Center for Molecular Parasitology, Institute for Molecular Medicine and Infectious Disease, Department of Microbiology and Immunology, Drexel University College of Medicine, Philadelphia, PA, United States of America.
Department of Biochemistry and Molecular Biology, The Huck Center for Malaria Research, Pennsylvania State University, University Park, Pennsylvania, United States of America.
PLoS One. 2022 Aug 19;17(8):e0273357. doi: 10.1371/journal.pone.0273357. eCollection 2022.
Despite ongoing efforts to control malaria infection, progress in lowering the number of deaths and infections appears to have stalled. The continued high incidence of malaria infection and mortality is in part due to emergence of parasites resistant to frontline antimalarials. This highlights the need for continued identification of novel protein drug targets. Mitochondrial functions in Plasmodium falciparum, the deadliest species of human malaria parasite, are targets of validated antimalarials including atovaquone and proguanil (Malarone). Thus, there has been great interest in identifying other essential mitochondrial proteins as candidates for novel drug targets. Garnering an increased understanding of the proteomic landscape inside the P. falciparum mitochondrion will also allow us to learn about the basic biology housed within this unique organelle. We employed a proximity biotinylation technique and mass spectrometry to identify novel P. falciparum proteins putatively targeted to the mitochondrion. We fused the leader sequence of a mitochondrially targeted chaperone, Hsp60, to the promiscuous biotin ligase TurboID. Through these experiments, we generated a list of 122 "putative mitochondrial" proteins. To verify whether these proteins were indeed mitochondrial, we chose five candidate proteins of interest for localization studies using ectopic expression and tagging of each full-length protein. This allowed us to localize four candidate proteins of unknown function to the mitochondrion, three of which have previously been assessed to be essential. We suggest that phenotypic characterization of these and other proteins from this list of 122 could be fruitful in understanding the basic mitochondrial biology of these parasites and aid antimalarial drug discovery efforts.

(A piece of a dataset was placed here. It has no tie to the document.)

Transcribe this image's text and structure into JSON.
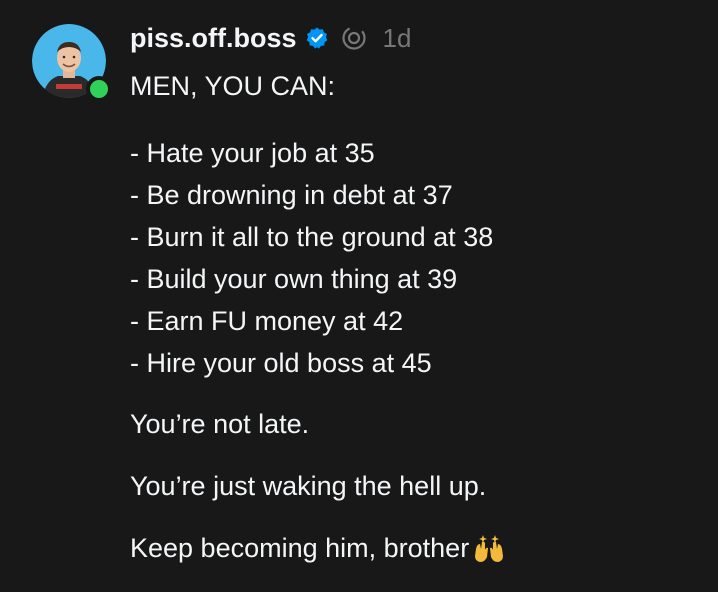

尽管一直在努力控制疟疾感染,但降低死亡和感染人数的进展似乎已经停滞。疟疾感染和死亡率持续居高不下的部分原因是寄生虫对一线抗疟药物产生了耐药性。这突出表明需要继续确定新的蛋白质药物靶点。恶性疟原虫(恶性疟原虫)的线粒体功能是已验证的抗疟药物的靶点,包括阿托伐醌和丙氨嘧啶(Malarone)。因此,人们一直对鉴定其他必需的线粒体蛋白作为新的药物靶点很感兴趣。增加对恶性疟原虫线粒体内部蛋白质组景观的了解,也将使我们能够了解这个独特细胞器内的基本生物学。我们采用了一种邻近生物素化技术和质谱法来鉴定新的恶性疟原虫蛋白,这些蛋白可能靶向线粒体。我们将一个靶向线粒体的伴侣蛋白 Hsp60 的前导序列与广谱生物素连接酶 TurboID 融合。通过这些实验,我们生成了一份 122 种“假定线粒体”蛋白的列表。为了验证这些蛋白是否确实是线粒体蛋白,我们选择了五个感兴趣的候选蛋白进行异位表达和全长蛋白的标记定位研究。这使我们能够将四个未知功能的候选蛋白定位到线粒体,其中三个以前被评估为必需的。我们认为,对这些蛋白和该列表中的其他蛋白进行表型特征分析可能有助于理解这些寄生虫的基本线粒体生物学,并有助于抗疟药物的发现工作。